En realidad se trata de una denuncia de las delicias del multiculturalismo, cuyos defensores suelen olvidar que hay creencias e idiosincrasias que son totalmente incompatibles y, por tanto, imposibilitan la convivencia.
Como ha señalado Ulrick Beck en su «Sociedad de riesgo», la nueva modernidad engloba numerosos aspectos: sociedades multirreligiosas, multiétnicas y multiculturales, tendencias al pluralismo legal y al refuerzo del individualismo, proliferación de los ámbitos de decisión en detrimento del soberano de los Estados, incremento notable de las libertades individuales y refuerzo del garantismo ante cualquier poder sancionador, flexibilización -o degradación, según los gustos- de los mercados laborales, pérdida progresiva de legitimación de los Estados nacionales, tendencia a la creación de organizaciones supranacionales, auge de los movimientos surgidos de la sociedad civil, incremento de la violencia gratuita y del terrorismo supranacional, criminalización de las economías de muchos países emergentes, etc.

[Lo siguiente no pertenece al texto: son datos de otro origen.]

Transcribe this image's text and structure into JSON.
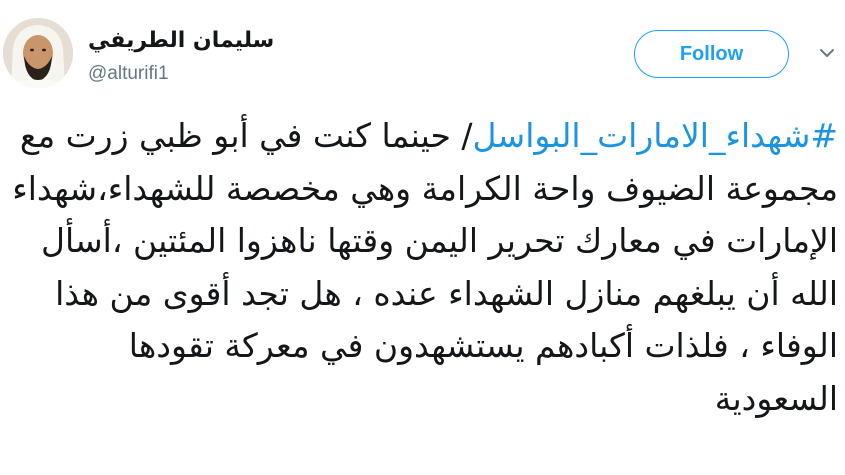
{
  "author": {
    "name": "سليمان الطريفي",
    "handle": "@alturifi1"
  },
  "follow_button": {
    "label": "Follow"
  },
  "icons": {
    "avatar": "profile-photo",
    "more": "chevron-down-icon"
  },
  "colors": {
    "accent": "#1da1f2",
    "hashtag": "#1b95e0",
    "text": "#14171a",
    "secondary_text": "#657786"
  },
  "tweet": {
    "hashtag": "#شهداء_الامارات_البواسل",
    "body": "/ حينما كنت في أبو ظبي زرت مع مجموعة الضيوف واحة الكرامة وهي مخصصة للشهداء،شهداء الإمارات في معارك تحرير اليمن وقتها ناهزوا المئتين ،أسأل الله أن يبلغهم منازل الشهداء عنده ، هل تجد أقوى من هذا الوفاء ، فلذات أكبادهم يستشهدون في معركة تقودها السعودية"
  }
}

La valoración es libre, pero es denominador común la contingencia de los principios en los que se basan las sociedades contemporáneas.
Hay diagnósticos para todos los gustos ante la situación de las sociedades actuales, pero lo cierto es que los desórdenes que genera el sistema surgen más de la propia lógica interna de su funcionamiento que de impugnaciones externas, ya sean teóricas o prácticas. La «autopoiesis» (autorregulación) de las sociedades contemporáneas avanzadas no es lo suficientemente efectiva para controlarlas con eficacia; por eso viviremos en sociedades de riesgo tecnológico, ecológico, biológico, económico y social mientras no seamos capaces de una reinvención de lo político que permita, si no regularlas eficazmente, sí, al menos, mitigar sus efectos.
Enzensberger lo ha explicado en sus «Perspectivas de guerra civil»: «No hace falta ser hegeliano para darse cuenta de que el ansia de reconocimiento es un hecho antropológico fundamental y sería ilusorio imaginar que ha llegado a ser satisfecho alguna vez; incluso puede ponerse en duda que sea posible. Lo que está fuera de duda es que la inmensa mayoría de las personas que viven actualmente no pueden más que soñar con ello». El problema surge cuando el reconocimiento de uno implica el desconocimiento de otro.